On a blind 12hr urban aged 'test' my team gave me, my girl picked one Yurba tea can put of about 70 cans and bottles strewn on the side of the road (disgusting people, but that is another story, lol) having bypassed probably another 50 or so cans and bottles (I hate litter!).. Dogs noses are truly amazing and they keep me humble..


----------



## Slamdunc (Dec 6, 2007)

It never ceases to amaze me what our dogs can do with their noses. I love doing detection work, tracking and article searching. Actually, any nose work. Part of the training we do is to push the the handlers past their comfort zones and let them see the potential in their dogs. I have a patrol school going now and have two experienced handlers with green dogs. We've been doing hard surface scent discrimination tracks. The tracks are about 1/2 mile long so far, down streets and through busy shopping centers, blind to the handlers. One handler has commented several times while following my dog or other dogs on tracks "Wow! I would have called this track with my other dog. We are going to keep going?" His previous dog while a good GSD never had great success tracking on the street. Mostly because the handler lacked faith in his dog. I hope I have been showing him what a dog can do when handled and trained properly. Every day this handler is surprised at what his 13 month old green dog can do tracking. I'm happy to be showing him some new stuff and opening his eyes and expanding his views on tracking.


----------



## Hineni7 (Nov 8, 2014)

Slamdunc said ".... The tracks are about 1/2 mile long so far, down streets and through busy shopping centers, blind to the handlers. One handler has commented several times while following my dog or other dogs on tracks "Wow! I would have called this track with my other dog. We are going to keep going?" His previous dog while a good GSD never had great success tracking on the street. Mostly because the handler lacked faith in his dog. I hope I have been showing him what a dog can do when handled and trained properly. Every day this handler is surprised at what his 13 month old green dog can do tracking. I'm happy to be showing him some new stuff and opening his eyes and expanding his views on tracking."

That is such a huge point! Having faith in our dog and their abilities.. Since trailing and HRD have been the two disciplines I've been devoted to, I haven't had to battle the horrible gut wrenching feeling that others coming from air scent (certainly not everyone, but many) to Trailing initially have. Being able to dictate the direction they will travel and grid their dogs, using their eyes to scan and study the area gives them confidence in themselves. Then to suddenly having to fully trust the dog to take direction of travel and continue to the end is very difficult. I would think LE, in some ways initially have the same problem, as they direct the dog for so many other things. Tracking /trailing requires such good observation and reading skills of the dog, as well as knowledgeable faith that the dog is trustworthy and working the given odor. Hearing that on one your handlers is learning to trust his dog by observing how you work yours is cool.
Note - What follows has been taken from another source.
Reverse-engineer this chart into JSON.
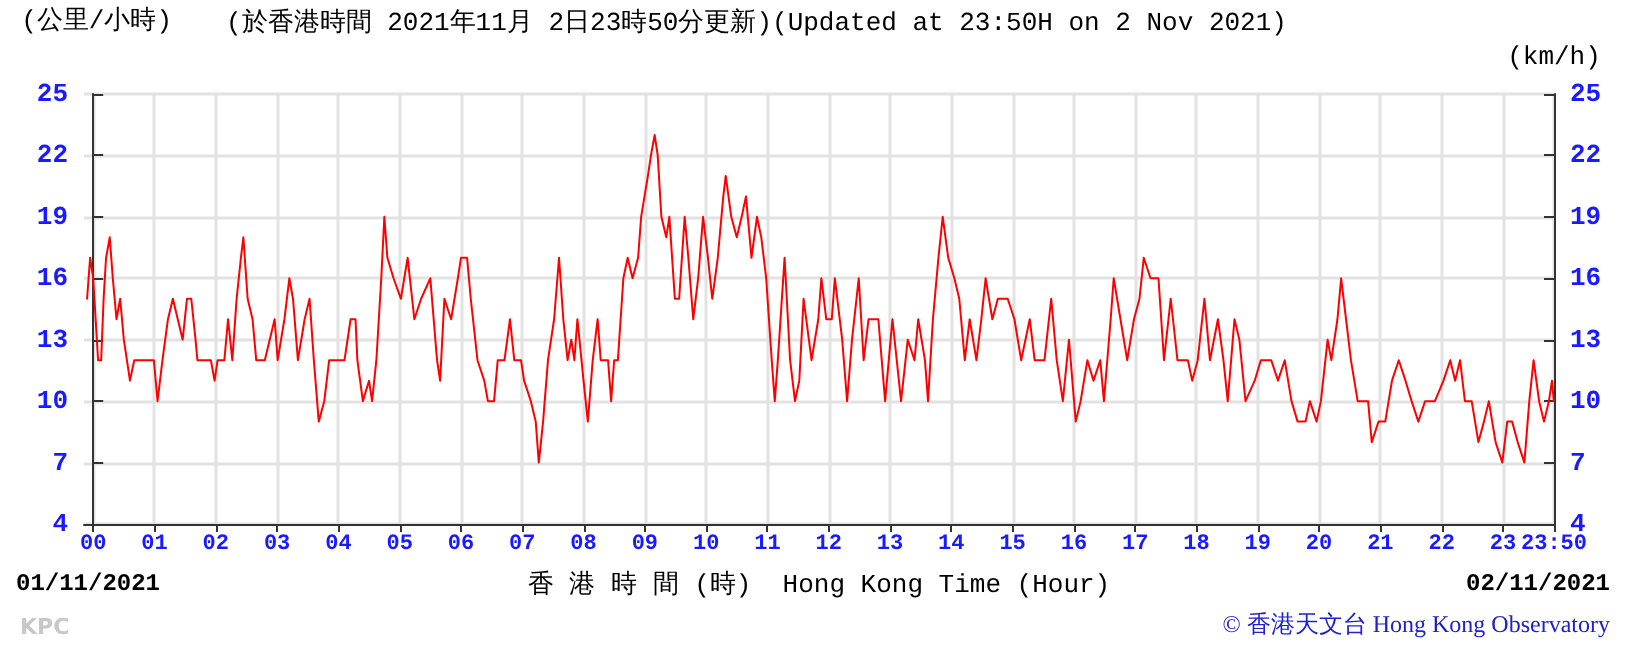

Nobody ever wants to be wrong, but trusting the dog that has shown themselves to be trustworthy is worth its weight in gold in the payouts


----------



## lhczth (Apr 5, 2000)

I used to love to pick a dandelion and throw it into a patch of more dandelions for Treue She would hunt for anything. I didn't even really do anything special. Just picked it and threw it. She always found the right one even with so little scent. I too, love scent work.


----------



## Slamdunc (Dec 6, 2007)

Hineni7 said:


> Slamdunc said ".... The tracks are about 1/2 mile long so far, down streets and through busy shopping centers, blind to the handlers. One handler has commented several times while following my dog or other dogs on tracks "Wow! I would have called this track with my other dog. We are going to keep going?" His previous dog while a good GSD never had great success tracking on the street. Mostly because the handler lacked faith in his dog. I hope I have been showing him what a dog can do when handled and trained properly. Every day this handler is surprised at what his 13 month old green dog can do tracking. I'm happy to be showing him some new stuff and opening his eyes and expanding his views on tracking."
> 
> That is such a huge point! Having faith in our dog and their abilities.. Since trailing and HRD have been the two disciplines I've been devoted to, I haven't had to battle the horrible gut wrenching feeling that others coming from air scent (certainly not everyone, but many) to Trailing initially have. Being able to dictate the direction they will travel and grid their dogs, using their eyes to scan and study the area gives them confidence in themselves. Then to suddenly having to fully trust the dog to take direction of travel and continue to the end is very difficult. I would think LE, in some ways initially have the same problem, as they direct the dog for so many other things. Tracking /trailing requires such good observation and reading skills of the dog, as well as knowledgeable faith that the dog is trustworthy and working the given odor. Hearing that on one your handlers is learning to trust his dog by observing how you work yours is cool. Nobody ever wants to be wrong, but trusting the dog that has shown themselves to be trustworthy is worth its weight in gold in the payouts


We call the dog the "compass". If you were boating you would follow the compass as your guide. You have to trust the compass, just like you have to trust the dog. The dog after all has the super senses and the nose. As you stated, reading the dog is essential and imperative to success, that and trusting the dog.


----------